Features in Training

JFrog ML Documentation

Products
JFrog ML
Content Type
User Guide

This documentation provides examples and usage patterns for interacting with the Offline Feature Store using the OfflineClientV2 in Python (available from SDK version 0.5.61 and higher). It covers how to retrieve feature values for machine learning model training and analysis.

Prerequisites:

Before using these examples, ensure you have the following Python packages installed:

pip install pyathena pyarrow

APIs:

Get Feature Values

This API retrieves features from an offline feature store for one or more feature sets, given a population DataFrame. The resulting DataFrame will include the population DataFrame enriched with the requested feature values as of the point_in_time specified.

Arguments:

  • features: List[FeatureSetFeatures] - required

    A list of feature sets to fetch.

  • population: pd.DataFrame - required

    A DataFrame containing:

    • All keys of the requested feature sets.

    • A point in time column.

    • Optional enrichments, e.g., labels.

  • point_in_time_column_name: str - required

    The name of the point in time column in the population DataFrame.

Returns:pd.DataFrame

Example call:

import pandas as pd
from frogml.feature_store.offline import OfflineClientV2
from frogml.core.feature_store.offline.feature_set_features import FeatureSetFeatures

offline_feature_store = OfflineClientV2()

user_impressions_features = FeatureSetFeatures(
    feature_set_name='impressions',
    feature_names=['number_of_impressions']
)
user_purchases_features = FeatureSetFeatures(
    feature_set_name='purchases',
    feature_names=['number_of_purchases', 'avg_purchase_amount']
)
features = [user_impressions_features, user_purchases_features]

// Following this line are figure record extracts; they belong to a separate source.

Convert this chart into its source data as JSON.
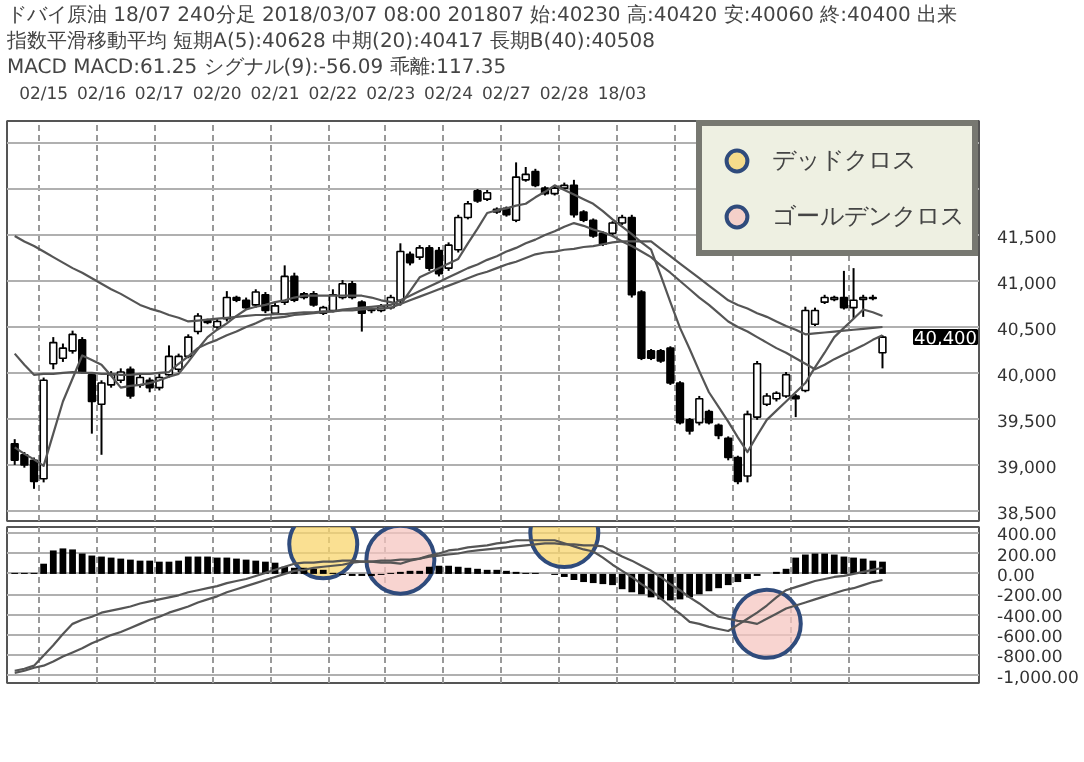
{
  "chart_data": [
    {
      "type": "candlestick",
      "title": "ドバイ原油 18/07 240分足 2018/03/07 08:00 201807 始:40230 高:40420 安:40060 終:40400 出来",
      "subtitle": "指数平滑移動平均 短期A(5):40628 中期(20):40417 長期B(40):40508",
      "annotations": [
        "MACD MACD:61.25 シグナル(9):-56.09 乖離:117.35",
        "40,400"
      ],
      "categories": [
        null,
        null,
        null,
        "02/15",
        null,
        null,
        null,
        null,
        null,
        "02/16",
        null,
        null,
        null,
        null,
        null,
        "02/17",
        null,
        null,
        null,
        null,
        null,
        "02/20",
        null,
        null,
        null,
        null,
        null,
        "02/21",
        null,
        null,
        null,
        null,
        null,
        "02/22",
        null,
        null,
        null,
        null,
        null,
        "02/23",
        null,
        null,
        null,
        null,
        null,
        "02/24",
        null,
        null,
        null,
        null,
        null,
        "02/27",
        null,
        null,
        null,
        null,
        null,
        "02/28",
        null,
        null,
        null,
        null,
        null,
        "18/03",
        null,
        null,
        null,
        null,
        null,
        null,
        null,
        null,
        null,
        null,
        null,
        null,
        null,
        null,
        null,
        null,
        null,
        null,
        null,
        null,
        null,
        null,
        null,
        null,
        null,
        null,
        null
      ],
      "ohlc": [
        [
          39240,
          39290,
          39010,
          39060
        ],
        [
          39120,
          39150,
          38980,
          39010
        ],
        [
          39060,
          39090,
          38750,
          38830
        ],
        [
          38860,
          39960,
          38820,
          39930
        ],
        [
          40110,
          40400,
          40050,
          40340
        ],
        [
          40170,
          40330,
          40130,
          40280
        ],
        [
          40250,
          40470,
          40220,
          40430
        ],
        [
          40370,
          40400,
          40000,
          40020
        ],
        [
          39990,
          40020,
          39350,
          39700
        ],
        [
          39670,
          39930,
          39120,
          39900
        ],
        [
          39880,
          40030,
          39850,
          39990
        ],
        [
          39930,
          40060,
          39900,
          40020
        ],
        [
          40050,
          40080,
          39730,
          39760
        ],
        [
          39880,
          39990,
          39850,
          39960
        ],
        [
          39930,
          39960,
          39800,
          39850
        ],
        [
          39850,
          40000,
          39820,
          39960
        ],
        [
          39990,
          40310,
          39960,
          40190
        ],
        [
          40050,
          40220,
          40020,
          40190
        ],
        [
          40190,
          40430,
          40170,
          40400
        ],
        [
          40460,
          40660,
          40430,
          40630
        ],
        [
          40580,
          40600,
          40540,
          40560
        ],
        [
          40510,
          40600,
          40490,
          40570
        ],
        [
          40600,
          40900,
          40570,
          40830
        ],
        [
          40830,
          40850,
          40780,
          40800
        ],
        [
          40800,
          40830,
          40700,
          40720
        ],
        [
          40750,
          40920,
          40720,
          40890
        ],
        [
          40860,
          40890,
          40660,
          40690
        ],
        [
          40660,
          40770,
          40640,
          40740
        ],
        [
          40780,
          41180,
          40750,
          41060
        ],
        [
          41060,
          41100,
          40780,
          40800
        ],
        [
          40870,
          40890,
          40810,
          40830
        ],
        [
          40870,
          40900,
          40730,
          40750
        ],
        [
          40660,
          40740,
          40640,
          40720
        ],
        [
          40690,
          40920,
          40670,
          40860
        ],
        [
          40830,
          41020,
          40810,
          40980
        ],
        [
          40980,
          41010,
          40810,
          40830
        ],
        [
          40780,
          40800,
          40460,
          40660
        ],
        [
          40700,
          40720,
          40660,
          40690
        ],
        [
          40690,
          40760,
          40670,
          40730
        ],
        [
          40720,
          40860,
          40700,
          40830
        ],
        [
          40800,
          41420,
          40770,
          41330
        ],
        [
          41300,
          41330,
          41180,
          41210
        ],
        [
          41270,
          41400,
          41240,
          41370
        ],
        [
          41370,
          41400,
          41120,
          41150
        ],
        [
          41340,
          41380,
          41060,
          41090
        ],
        [
          41150,
          41430,
          41120,
          41400
        ],
        [
          41350,
          41730,
          41320,
          41700
        ],
        [
          41700,
          41880,
          41680,
          41850
        ],
        [
          41990,
          42010,
          41860,
          41880
        ],
        [
          41900,
          42000,
          41880,
          41970
        ],
        [
          41760,
          41810,
          41740,
          41790
        ],
        [
          41800,
          41820,
          41710,
          41730
        ],
        [
          41670,
          42300,
          41650,
          42140
        ],
        [
          42110,
          42250,
          42090,
          42170
        ],
        [
          42200,
          42230,
          42030,
          42050
        ],
        [
          42020,
          42040,
          41940,
          41960
        ],
        [
          41960,
          42040,
          41940,
          42020
        ],
        [
          42020,
          42080,
          42000,
          42050
        ],
        [
          42050,
          42110,
          41700,
          41730
        ],
        [
          41760,
          41780,
          41650,
          41670
        ],
        [
          41670,
          41690,
          41480,
          41500
        ],
        [
          41530,
          41550,
          41390,
          41410
        ],
        [
          41530,
          41660,
          41500,
          41640
        ],
        [
          41640,
          41730,
          41620,
          41700
        ],
        [
          41700,
          41730,
          40830,
          40860
        ],
        [
          40890,
          40910,
          40150,
          40170
        ],
        [
          40250,
          40270,
          40150,
          40170
        ],
        [
          40250,
          40270,
          40120,
          40140
        ],
        [
          40280,
          40300,
          39880,
          39900
        ],
        [
          39900,
          39920,
          39450,
          39470
        ],
        [
          39500,
          39520,
          39340,
          39380
        ],
        [
          39470,
          39760,
          39440,
          39730
        ],
        [
          39590,
          39610,
          39450,
          39470
        ],
        [
          39440,
          39460,
          39290,
          39330
        ],
        [
          39300,
          39320,
          39060,
          39090
        ],
        [
          39090,
          39110,
          38800,
          38830
        ],
        [
          38890,
          39600,
          38820,
          39560
        ],
        [
          39530,
          40140,
          39500,
          40110
        ],
        [
          39670,
          39790,
          39650,
          39760
        ],
        [
          39730,
          39810,
          39700,
          39790
        ],
        [
          39760,
          40020,
          39740,
          39990
        ],
        [
          39760,
          39780,
          39530,
          39730
        ],
        [
          39820,
          40730,
          39800,
          40690
        ],
        [
          40540,
          40720,
          40520,
          40690
        ],
        [
          40780,
          40860,
          40760,
          40830
        ],
        [
          40810,
          40850,
          40790,
          40830
        ],
        [
          40830,
          41120,
          40700,
          40720
        ],
        [
          40720,
          41150,
          40600,
          40800
        ],
        [
          40810,
          40860,
          40620,
          40830
        ],
        [
          40820,
          40860,
          40800,
          40830
        ],
        [
          40230,
          40420,
          40060,
          40400
        ]
      ],
      "series": [
        {
          "type": "line",
          "color": "#555555",
          "values": [
            39200,
            39130,
            39070,
            39000,
            39350,
            39700,
            39950,
            40200,
            40150,
            40100,
            39980,
            39850,
            39870,
            39880,
            39900,
            39930,
            39970,
            40000,
            40130,
            40270,
            40400,
            40480,
            40550,
            40630,
            40700,
            40730,
            40750,
            40780,
            40800,
            40830,
            40850,
            40850,
            40850,
            40850,
            40850,
            40850,
            40850,
            40830,
            40800,
            40780,
            40750,
            40900,
            41050,
            41100,
            41150,
            41200,
            41250,
            41420,
            41580,
            41750,
            41780,
            41800,
            41830,
            41850,
            41920,
            41980,
            42050,
            42000,
            41950,
            41900,
            41850,
            41770,
            41680,
            41600,
            41520,
            41430,
            41350,
            41070,
            40780,
            40500,
            40270,
            40030,
            39800,
            39640,
            39480,
            39310,
            39150,
            39330,
            39500,
            39600,
            39700,
            39800,
            39900,
            40070,
            40230,
            40400,
            40500,
            40600,
            40700,
            40670,
            40630
          ]
        },
        {
          "type": "line",
          "color": "#555555",
          "values": [
            40220,
            40100,
            39990,
            40000,
            40000,
            40010,
            40020,
            40010,
            40010,
            40000,
            40000,
            39990,
            39990,
            40000,
            40000,
            40010,
            40020,
            40110,
            40190,
            40280,
            40330,
            40370,
            40420,
            40460,
            40510,
            40550,
            40600,
            40610,
            40620,
            40640,
            40650,
            40660,
            40670,
            40680,
            40700,
            40710,
            40720,
            40730,
            40740,
            40750,
            40800,
            40850,
            40900,
            40950,
            41000,
            41050,
            41100,
            41150,
            41190,
            41240,
            41280,
            41330,
            41370,
            41420,
            41460,
            41510,
            41550,
            41600,
            41640,
            41610,
            41570,
            41540,
            41500,
            41440,
            41390,
            41330,
            41270,
            41180,
            41100,
            41010,
            40920,
            40830,
            40750,
            40660,
            40570,
            40510,
            40460,
            40400,
            40340,
            40280,
            40230,
            40170,
            40110,
            40050,
            40100,
            40160,
            40210,
            40260,
            40310,
            40370,
            40420
          ]
        },
        {
          "type": "line",
          "color": "#555555",
          "values": [
            41500,
            41440,
            41390,
            41330,
            41270,
            41210,
            41150,
            41100,
            41040,
            40980,
            40920,
            40870,
            40810,
            40750,
            40710,
            40680,
            40640,
            40610,
            40570,
            40580,
            40590,
            40600,
            40610,
            40620,
            40630,
            40640,
            40640,
            40650,
            40650,
            40660,
            40670,
            40670,
            40680,
            40680,
            40690,
            40690,
            40700,
            40710,
            40710,
            40720,
            40760,
            40800,
            40840,
            40880,
            40920,
            40960,
            41000,
            41040,
            41080,
            41110,
            41150,
            41190,
            41220,
            41260,
            41300,
            41320,
            41330,
            41350,
            41360,
            41380,
            41390,
            41410,
            41430,
            41440,
            41440,
            41440,
            41440,
            41360,
            41280,
            41200,
            41120,
            41040,
            40960,
            40880,
            40800,
            40750,
            40710,
            40660,
            40620,
            40570,
            40520,
            40480,
            40430,
            40440,
            40450,
            40460,
            40470,
            40480,
            40490,
            40500,
            40510
          ]
        }
      ],
      "ylim": [
        38400,
        42750
      ],
      "yticks": [
        {
          "value": 38500,
          "label": "38,500"
        },
        {
          "value": 39000,
          "label": "39,000"
        },
        {
          "value": 39500,
          "label": "39,500"
        },
        {
          "value": 40000,
          "label": "40,000"
        },
        {
          "value": 40500,
          "label": "40,500"
        },
        {
          "value": 41000,
          "label": "41,000"
        },
        {
          "value": 41500,
          "label": "41,500"
        },
        {
          "value": 42000,
          "label": null
        },
        {
          "value": 42500,
          "label": null
        }
      ],
      "grid": true
    },
    {
      "type": "bar",
      "color": "#000000",
      "categories": [
        null,
        null,
        null,
        null,
        null,
        null,
        null,
        null,
        null,
        null,
        null,
        null,
        null,
        null,
        null,
        null,
        null,
        null,
        null,
        null,
        null,
        null,
        null,
        null,
        null,
        null,
        null,
        null,
        null,
        null,
        null,
        null,
        null,
        null,
        null,
        null,
        null,
        null,
        null,
        null,
        null,
        null,
        null,
        null,
        null,
        null,
        null,
        null,
        null,
        null,
        null,
        null,
        null,
        null,
        null,
        null,
        null,
        null,
        null,
        null,
        null,
        null,
        null,
        null,
        null,
        null,
        null,
        null,
        null,
        null,
        null,
        null,
        null,
        null,
        null,
        null,
        null,
        null,
        null,
        null,
        null,
        null,
        null,
        null,
        null,
        null,
        null,
        null,
        null,
        null,
        null
      ],
      "values": [
        10,
        10,
        10,
        100,
        230,
        250,
        240,
        200,
        180,
        170,
        160,
        150,
        140,
        130,
        130,
        120,
        120,
        130,
        170,
        170,
        170,
        160,
        160,
        150,
        140,
        130,
        120,
        110,
        70,
        60,
        60,
        50,
        40,
        10,
        -10,
        -20,
        -20,
        -20,
        -10,
        10,
        20,
        30,
        30,
        70,
        80,
        80,
        70,
        60,
        50,
        40,
        40,
        30,
        20,
        10,
        10,
        0,
        -10,
        -30,
        -60,
        -80,
        -90,
        -100,
        -110,
        -150,
        -180,
        -200,
        -230,
        -250,
        -260,
        -250,
        -230,
        -200,
        -170,
        -140,
        -110,
        -80,
        -50,
        -20,
        0,
        20,
        50,
        160,
        190,
        200,
        200,
        190,
        170,
        160,
        150,
        130,
        120
      ],
      "series": [
        {
          "type": "line",
          "color": "#555555",
          "values": [
            -950,
            -930,
            -900,
            -800,
            -700,
            -590,
            -490,
            -450,
            -420,
            -380,
            -360,
            -340,
            -320,
            -290,
            -270,
            -250,
            -230,
            -210,
            -180,
            -160,
            -140,
            -120,
            -90,
            -70,
            -50,
            -20,
            10,
            40,
            70,
            100,
            110,
            110,
            120,
            120,
            130,
            130,
            120,
            120,
            110,
            110,
            100,
            130,
            150,
            180,
            200,
            230,
            240,
            260,
            270,
            280,
            300,
            310,
            330,
            330,
            330,
            330,
            330,
            300,
            270,
            240,
            220,
            160,
            90,
            30,
            -30,
            -100,
            -160,
            -240,
            -320,
            -390,
            -470,
            -490,
            -520,
            -540,
            -560,
            -500,
            -440,
            -380,
            -310,
            -230,
            -160,
            -130,
            -100,
            -70,
            -50,
            -30,
            -20,
            0,
            20,
            40,
            60
          ]
        },
        {
          "type": "line",
          "color": "#555555",
          "values": [
            -970,
            -950,
            -920,
            -900,
            -860,
            -810,
            -770,
            -730,
            -680,
            -640,
            -600,
            -570,
            -530,
            -490,
            -450,
            -420,
            -380,
            -350,
            -320,
            -280,
            -250,
            -220,
            -180,
            -150,
            -120,
            -90,
            -60,
            -30,
            0,
            30,
            40,
            60,
            70,
            80,
            90,
            110,
            120,
            120,
            130,
            130,
            140,
            140,
            150,
            170,
            180,
            190,
            200,
            220,
            230,
            240,
            250,
            260,
            270,
            280,
            290,
            300,
            300,
            290,
            290,
            280,
            280,
            270,
            220,
            170,
            130,
            80,
            30,
            -30,
            -100,
            -160,
            -230,
            -290,
            -360,
            -420,
            -440,
            -460,
            -470,
            -490,
            -440,
            -390,
            -340,
            -310,
            -280,
            -250,
            -220,
            -190,
            -160,
            -140,
            -110,
            -80,
            -60
          ]
        },
        {
          "type": "scatter",
          "name": "デッドクロス",
          "color": "#f8d66d",
          "values": [
            null,
            null,
            null,
            null,
            null,
            null,
            null,
            null,
            null,
            null,
            null,
            null,
            null,
            null,
            null,
            null,
            null,
            null,
            null,
            null,
            null,
            null,
            null,
            null,
            null,
            null,
            null,
            null,
            null,
            null,
            null,
            null,
            290,
            null,
            null,
            null,
            null,
            null,
            null,
            null,
            null,
            null,
            null,
            null,
            null,
            null,
            null,
            null,
            null,
            null,
            null,
            null,
            null,
            null,
            null,
            null,
            null,
            400,
            null,
            null,
            null,
            null,
            null,
            null,
            null,
            null,
            null,
            null,
            null,
            null,
            null,
            null,
            null,
            null,
            null,
            null,
            null,
            null,
            null,
            null,
            null,
            null,
            null,
            null,
            null,
            null,
            null,
            null,
            null,
            null,
            null
          ]
        },
        {
          "type": "scatter",
          "name": "ゴールデンクロス",
          "color": "#f5c6c0",
          "values": [
            null,
            null,
            null,
            null,
            null,
            null,
            null,
            null,
            null,
            null,
            null,
            null,
            null,
            null,
            null,
            null,
            null,
            null,
            null,
            null,
            null,
            null,
            null,
            null,
            null,
            null,
            null,
            null,
            null,
            null,
            null,
            null,
            null,
            null,
            null,
            null,
            null,
            null,
            null,
            null,
            140,
            null,
            null,
            null,
            null,
            null,
            null,
            null,
            null,
            null,
            null,
            null,
            null,
            null,
            null,
            null,
            null,
            null,
            null,
            null,
            null,
            null,
            null,
            null,
            null,
            null,
            null,
            null,
            null,
            null,
            null,
            null,
            null,
            null,
            null,
            null,
            null,
            null,
            -490,
            null,
            null,
            null,
            null,
            null,
            null,
            null,
            null,
            null,
            null,
            null,
            null
          ]
        }
      ],
      "legend": "top right",
      "ylim": [
        -1070,
        460
      ],
      "yticks": [
        {
          "value": 400,
          "label": "400.00"
        },
        {
          "value": 200,
          "label": "200.00"
        },
        {
          "value": 0,
          "label": "0.00"
        },
        {
          "value": -200,
          "label": "-200.00"
        },
        {
          "value": -400,
          "label": "-400.00"
        },
        {
          "value": -600,
          "label": "-600.00"
        },
        {
          "value": -800,
          "label": "-800.00"
        },
        {
          "value": -1000,
          "label": "-1,000.00"
        }
      ],
      "tick_labels": "y",
      "grid": true
    }
  ]
}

population_df = pd.DataFrame(
    columns=['impression_id', 'purchase_id', 'timestamp', 'label'],
    data=[['1', '100', '2021-01-02 17:00:00', 1], ['2', '200', '2021-01-01 12:00:00', 0]]
)

train_df: pd.DataFrame = offline_feature_store.get_feature_values(
    features=features,
    population=population_df,
    point_in_time_column_name='timestamp'
)

print(train_df.head())

Example results:

# train_df
#    impression_id   purchase_id           timestamp           label   impressions.number_of_impressions   purchases.number_of_purchases   purchases.avg_purchase_amount
# 0       1               100       2021-04-24 17:00:00       1                   312                                         76                                4.796842
# 1       2               200       2021-04-24 12:00:00       0                    86                                          5                                1.548000

In this example, the label serves as an enhancement to the dataset, rather than a criterion for data selection. This approach is particularly useful when you possess a comprehensive list of keys along with their respective timestamps. The Feature Store API is designed to cater to scenarios requiring data amalgamation from multiple feature sets, ensuring that, for each row in population_df, no more than one corresponding record is returned. Leveraging JFrog ML time-series based feature store, which organizes data within start_timestamp and end_timestamp bounds for each feature vector (key), guarantees that a singular, most relevant result is retrieved for every unique key-timestamp combination.

Get Feature Range Values

Retrieve features from an offline feature-set for a given time range. The result data-frame will contain all data points of the given feature-set in the given time range. If population is provided, then the result will be filtered by the key values it contains.

Arguments:

  • features: FeatureSetFeatures - required:

    A list of features to fetch from a single feature set.

  • start_date: datetime - required:

    The lower time bound.

  • end_date: datetime - required:

    The upper time bound.

  • population: pd.DataFrame - optional:

    A DataFrame containing the following columns:

    • The key of the requested feature-set required

    • Enrichments e.g., labels. optional

Returns:pd.DataFrame

Example Call:

from datetime import datetime
import pandas as pd
from frogml.feature_store.offline import OfflineClientV2
from frogml.core.feature_store.offline.feature_set_features import FeatureSetFeatures

offline_feature_store = OfflineClientV2()

start_date = datetime(year=2021, month=1, day=1)
end_date = datetime(year=2021, month=1, day=3)
features = FeatureSetFeatures(
    feature_set_name='purchases',
    feature_names=['number_of_purchases', 'avg_purchase_amount']
)

train_df: pd.DataFrame = offline_feature_store.get_feature_range_values(
    features=features,
    start_date=start_date,
    end_date=end_date
)

print(train_df.head())

Example Results:

# train_df
#      purchase_id           timestamp           purchases.number_of_purchases     purchases.avg_purchase_amount
# 0       1             2021-01-02 17:00:00               76                                4.796842
# 1       1             2021-01-01 12:00:00                5                                1.548000
# 2       2             2021-01-02 12:00:00                5                                5.548000
# 3       2             2021-01-01 18:00:00                5                                2.788000                         

Note

Current Limitations

The get_feature_range_values API call is currently not available for Streaming Aggregations feature sets and not available to fetch data for multiple feature sets at the same time (join data).